Unit | T | M | k | h | da | unit |
d | c | m | µ | n |

The power of 10 represents the number of zeros from the metric unit table (M - Mega -> 6 -> 1000000).

To use this table to convert between metric units we multiply by powers of 10 as we move to the right and divide by powers of 10 as we move to the left.

Example:

Convert 0.125 L into mL.

L is the unit, so begin a zero. We need to move 3 to the right to get to milli (m). Multiply 0.125 by 10 and by 10 and by 10 again (10 to the power of 3). It is quicker to multiply the 0.125 by 1000.

0.125 x 1000 = 125

Therefore 0.125 L is 125 mL

Example:

Convert 250000000 µm into km.

Starting in the µ column and moving to the k column requires 9 jumps to the left. This means divide by 10 to the power of 9 (divide by 1 with 9 zeroes after, 1000000000).

250000000 ÷ 1000000000 = 0.25

Therefore 250000000 µm = 0.25 km

The link will take you to ThoughtCo and to a 10 question quiz on converting between metric units:

Percentages are measurements out of 100. This guide will look at

- Calculating percentages of an amount
- Calculating percentage increase and decreases
- Writing one number as a percentage of another

**Find 45% of 230.**

Method 1:

A percentage breaks values into a hundred parts. So 1% of 230 splits 230 into 100 parts:

230 ÷ 100 = 2.3

Now that we know that 1% is 2.3 we can multiply this by 45 to get 45%:

2.3 × 45 = 103.5

45% of 230 is 103.5

Method 2:

45% means 45 out of 100, which means 45 divided by 100.

45 ÷ 100 = 0.45

The word of means ×. Therefore:

0.45 × 230 = 103.5

**Find 8% of 7500**

7500 ÷ 100 = 75

75 × 8 = 600

8% of 7500 is 600.

OR:

0.08 × 7500 = 600

(using that 8% is 8 ÷ 100 = 0.08)

**A 750 ml bottle of wine is 13.5% alcohol. How many ml of alcohol are in the bottle of wine?**

We need to find 13.5% of 750 ml.

Find 1%:

750 ÷ 100 = 7.5 ml

Now find 13.5%:

13.5 × 7.5 = 101.25 ml

Or we can change 13.5% into a decimal by 13.5 ÷ 100 = 0.135 and multiplying:

0.135 × 750 = 101.25 ml

**Quiz - Follow this link for a quiz at tutorials point on finding percentages of an amount.**

**Increase 250 by 15%**

The question is asking to add 15% of 250 onto 250. We can do this in a couple of ways:

Method 1 - Find 15% of 250 and add this value on.

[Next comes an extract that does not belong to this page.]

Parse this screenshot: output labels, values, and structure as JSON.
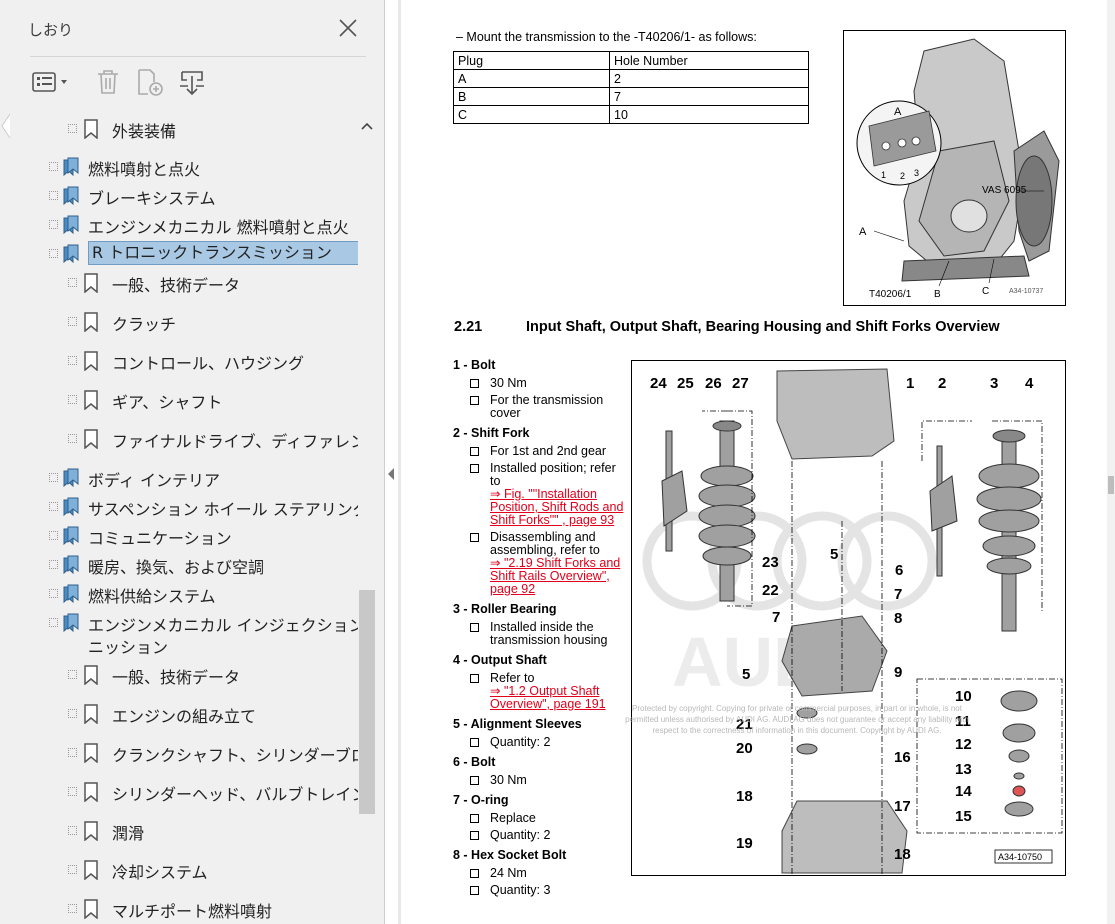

First we find 15% of 250 by one of the methods from the previous section:

250 ÷ 100 = 2.5 15 × 2.5 = 37.5 or 0.15 × 250 = 37.5

We then add this value onto the 250:

250 + 37.5 = 287.5

Method 2 - Add 15% onto 100% and find this percentage of 250.

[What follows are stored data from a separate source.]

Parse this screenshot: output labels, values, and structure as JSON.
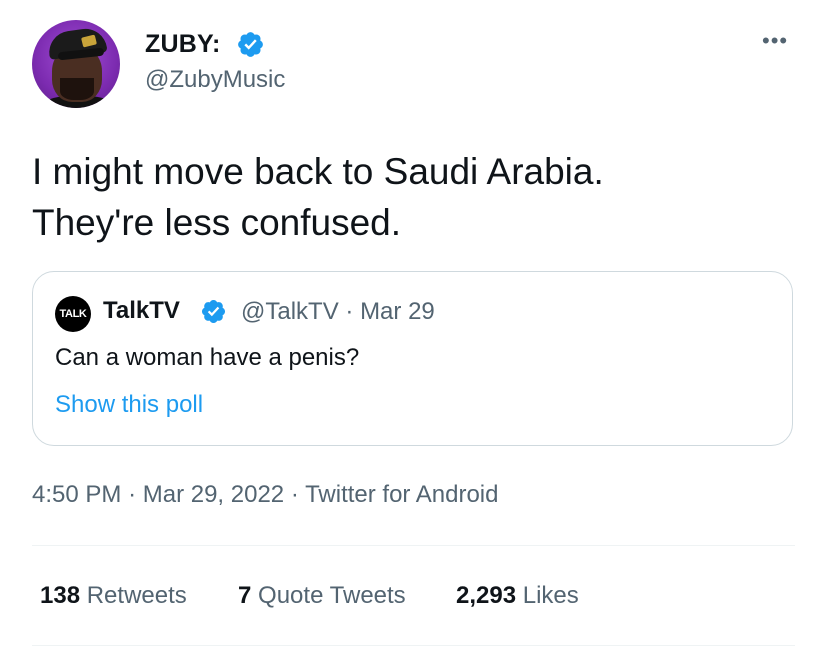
{
  "author": {
    "name": "ZUBY:",
    "handle": "@ZubyMusic",
    "verified": true,
    "avatar_icon": "profile-photo"
  },
  "tweet": {
    "line1": "I might move back to Saudi Arabia.",
    "line2": "They're less confused."
  },
  "quoted": {
    "logo_text": "TALK",
    "name": "TalkTV",
    "handle": "@TalkTV",
    "separator": "·",
    "date": "Mar 29",
    "text": "Can a woman have a penis?",
    "poll_link": "Show this poll"
  },
  "meta": {
    "time": "4:50 PM",
    "sep1": "·",
    "date": "Mar 29, 2022",
    "sep2": "·",
    "source": "Twitter for Android"
  },
  "stats": {
    "retweets_count": "138",
    "retweets_label": "Retweets",
    "quotes_count": "7",
    "quotes_label": "Quote Tweets",
    "likes_count": "2,293",
    "likes_label": "Likes"
  },
  "more_icon": "•••",
  "colors": {
    "accent": "#1d9bf0",
    "secondary_text": "#536471",
    "border": "#cfd9de"
  }
}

First we add 15% onto 100%:

100% + 15% = 115%

We now find 115% of 250 using one of the methods from the previous section:

250 ÷ 100 = 2.5 115 × 2.5 = 287.5 or 1.15 × 250 = 287.5

**A person is taking 20 ml of a particular drug. It is decided, for good reason, to increase the dosage by 40%. What is the new dosage?**

This question is asking us to increase 20 ml by 40%.

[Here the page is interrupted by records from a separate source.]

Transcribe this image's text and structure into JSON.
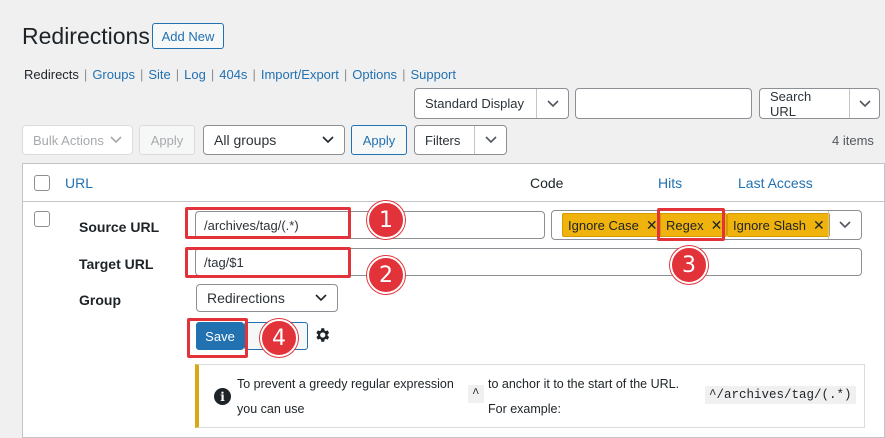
{
  "header": {
    "title": "Redirections",
    "add_new_label": "Add New"
  },
  "subnav": {
    "items": [
      {
        "label": "Redirects",
        "current": true
      },
      {
        "label": "Groups"
      },
      {
        "label": "Site"
      },
      {
        "label": "Log"
      },
      {
        "label": "404s"
      },
      {
        "label": "Import/Export"
      },
      {
        "label": "Options"
      },
      {
        "label": "Support"
      }
    ],
    "separator": "|"
  },
  "toolbar": {
    "display_select": "Standard Display",
    "search_value": "",
    "search_button": "Search URL",
    "bulk_actions": "Bulk Actions",
    "apply_disabled": "Apply",
    "group_select": "All groups",
    "apply": "Apply",
    "filters": "Filters",
    "items_count": "4 items"
  },
  "table": {
    "columns": [
      "URL",
      "Code",
      "Hits",
      "Last Access"
    ]
  },
  "edit_form": {
    "source_label": "Source URL",
    "source_value": "/archives/tag/(.*)",
    "target_label": "Target URL",
    "target_value": "/tag/$1",
    "group_label": "Group",
    "group_value": "Redirections",
    "flags": [
      "Ignore Case",
      "Regex",
      "Ignore Slash"
    ],
    "flag_remove": "✕",
    "save_label": "Save"
  },
  "notice": {
    "icon": "info-icon",
    "text1a": "To prevent a greedy regular expression",
    "text1b": "you can use",
    "caret": "^",
    "text2a": "to anchor it to the start of the URL.",
    "text2b": "For example:",
    "example": "^/archives/tag/(.*)"
  },
  "annotations": [
    "1",
    "2",
    "3",
    "4"
  ],
  "colors": {
    "accent": "#2271b1",
    "tag": "#f0b20d",
    "annotation": "#e2323a",
    "notice_border": "#dba617"
  }
}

40% of 20 ml is 8 ml (refer to previous section).

20 ml + 8 ml = 28 ml

The new dosage should be 28 ml.

OR

100% + 40 % = 140%

140% of 20 ml is 28 ml

**Decrease 6540 by 23%**

Here we need to take away 23% of 6540 from 6540

Method 1 - Find 23% of 6540 and take this off 6540

23% of 6540 = 1504.2

6540 - 1504.2 = 5035.8

Method 2 - Subtract 23% from 100% and find this percentage of 6540

100% - 23% = 77%

77% of 6540 = 5035.8

**A person of mass 80 kg reduces their mass by 6%. What is their new mass?**

We need to decrease 80 kg by 6%.

6% of 80 kg = 4.8 kg

80 kg - 4.8 kg = 75.2 kg

OR

100% - 6% = 94%

94% of 80 kg = 75.2 kg

The new mass of the person is 75.2 kg.

**Quiz - Follow this link for a quiz at ProProfs on calculating percentage increases and decreases**

This section will look at writing one number as a percentage out of another number and calculating the percentage change between two numbers.

**What is 48 out of 60 as a percentage?**

We need to change the 'out of 60' to 'out of 100'. We can achieve this by first dividing the 48 by 60 and then multiplying by 100.

48 ÷ 60 × 100 = 80

48 out of 60 is the same as 80 out of 100, so 48 out of 60 is 80%.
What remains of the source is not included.